Les grands fabricants de chocolat affirment multiplier les initiatives pour aider les cultivateurs africains et latino-américains à améliorer leur productivité. Il faudra cependant plusieurs années avant que ces projets ne donnent des résultats.

MOINS, MAIS MIEUX

Pour répondre à l’intérêt grandissant des consommateurs pour des chocolats plus raffinés, les producteurs ont aussi développé des appellations d’origine contrôlée. « Certains développent des chocolats de domaine, comme pour les grands vins, en s’assurant que les fèves de différentes provenances ne soient pas mélangées », explique Jordan LeBel, spécialiste de l’industrie alimentaire et professeur à l’école de gestion John-Molson de l’Université Concordia.

Évidemment, ce n’est pas ce type de chocolat qui se retrouve moulé en forme de poule ou de personnage de dessin animé à offrir aux enfants à Pâques.
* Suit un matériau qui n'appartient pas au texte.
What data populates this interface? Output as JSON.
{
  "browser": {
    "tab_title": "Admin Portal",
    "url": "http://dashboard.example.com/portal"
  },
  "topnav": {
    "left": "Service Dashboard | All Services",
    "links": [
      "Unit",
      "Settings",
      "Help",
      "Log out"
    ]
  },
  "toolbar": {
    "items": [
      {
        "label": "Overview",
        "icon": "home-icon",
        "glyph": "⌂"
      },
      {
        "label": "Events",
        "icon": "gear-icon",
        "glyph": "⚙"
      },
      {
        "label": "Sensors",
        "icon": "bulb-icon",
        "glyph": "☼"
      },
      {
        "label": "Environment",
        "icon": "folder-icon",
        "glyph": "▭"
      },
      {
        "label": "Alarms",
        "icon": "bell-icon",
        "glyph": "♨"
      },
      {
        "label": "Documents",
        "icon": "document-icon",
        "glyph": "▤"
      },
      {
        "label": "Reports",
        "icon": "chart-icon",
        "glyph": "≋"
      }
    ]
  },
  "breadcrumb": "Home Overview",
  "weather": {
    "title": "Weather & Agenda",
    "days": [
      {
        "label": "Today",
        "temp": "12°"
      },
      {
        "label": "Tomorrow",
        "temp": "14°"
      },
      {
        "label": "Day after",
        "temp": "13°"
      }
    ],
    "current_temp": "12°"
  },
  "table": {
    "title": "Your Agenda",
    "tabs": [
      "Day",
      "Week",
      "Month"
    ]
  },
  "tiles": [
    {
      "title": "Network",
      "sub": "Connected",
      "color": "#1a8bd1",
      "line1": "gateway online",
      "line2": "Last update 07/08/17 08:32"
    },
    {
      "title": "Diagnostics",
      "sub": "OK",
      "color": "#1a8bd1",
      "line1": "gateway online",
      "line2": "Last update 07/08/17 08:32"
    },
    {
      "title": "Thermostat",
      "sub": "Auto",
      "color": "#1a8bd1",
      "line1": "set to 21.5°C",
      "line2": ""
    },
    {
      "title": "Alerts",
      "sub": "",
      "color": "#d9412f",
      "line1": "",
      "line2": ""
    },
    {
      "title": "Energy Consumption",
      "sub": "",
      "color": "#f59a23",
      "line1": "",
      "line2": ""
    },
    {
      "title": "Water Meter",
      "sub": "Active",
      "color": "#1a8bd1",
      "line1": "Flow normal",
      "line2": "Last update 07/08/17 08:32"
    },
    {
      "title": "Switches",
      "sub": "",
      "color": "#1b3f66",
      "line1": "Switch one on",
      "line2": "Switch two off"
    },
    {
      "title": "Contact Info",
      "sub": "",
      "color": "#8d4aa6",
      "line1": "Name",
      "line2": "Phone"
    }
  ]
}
Mais même pour leurs achats destinés à leur progéniture, de plus en plus de consommateurs recherchent du chocolat de qualité, selon Jean Leclerc. « Des lapins de trois ou quatre pieds de haut, on en voit de moins en moins, dit-il. Ils achètent de plus petits formats, mais du meilleur chocolat. »

LES MANŒUVRES COÛTEUSES DE « CHOCOLATE FINGER »

Le prix du cacao a déjà augmenté jusqu’à 3500 $ la tonne, en janvier 2010. Cette hausse forte et soudaine avait cependant une cause bien différente de celle d’aujourd’hui : dans le but de manipuler les marchés, un spéculateur britannique nommé Anthony Ward a acheté 7 % de toute la production mondiale. Assez pour remplir 155 piscines olympiques ! Il a stocké les fèves dans des entrepôts à Londres pour créer une pénurie artificielle et faire monter les prix, afin d’empocher un juteux profit. Sa stratégie a fonctionné. Ward avait déjà fait le même coup en 2002, ce qui lui avait valu le surnom de « Chocolate Finger », dans le milieu du commerce des denrées.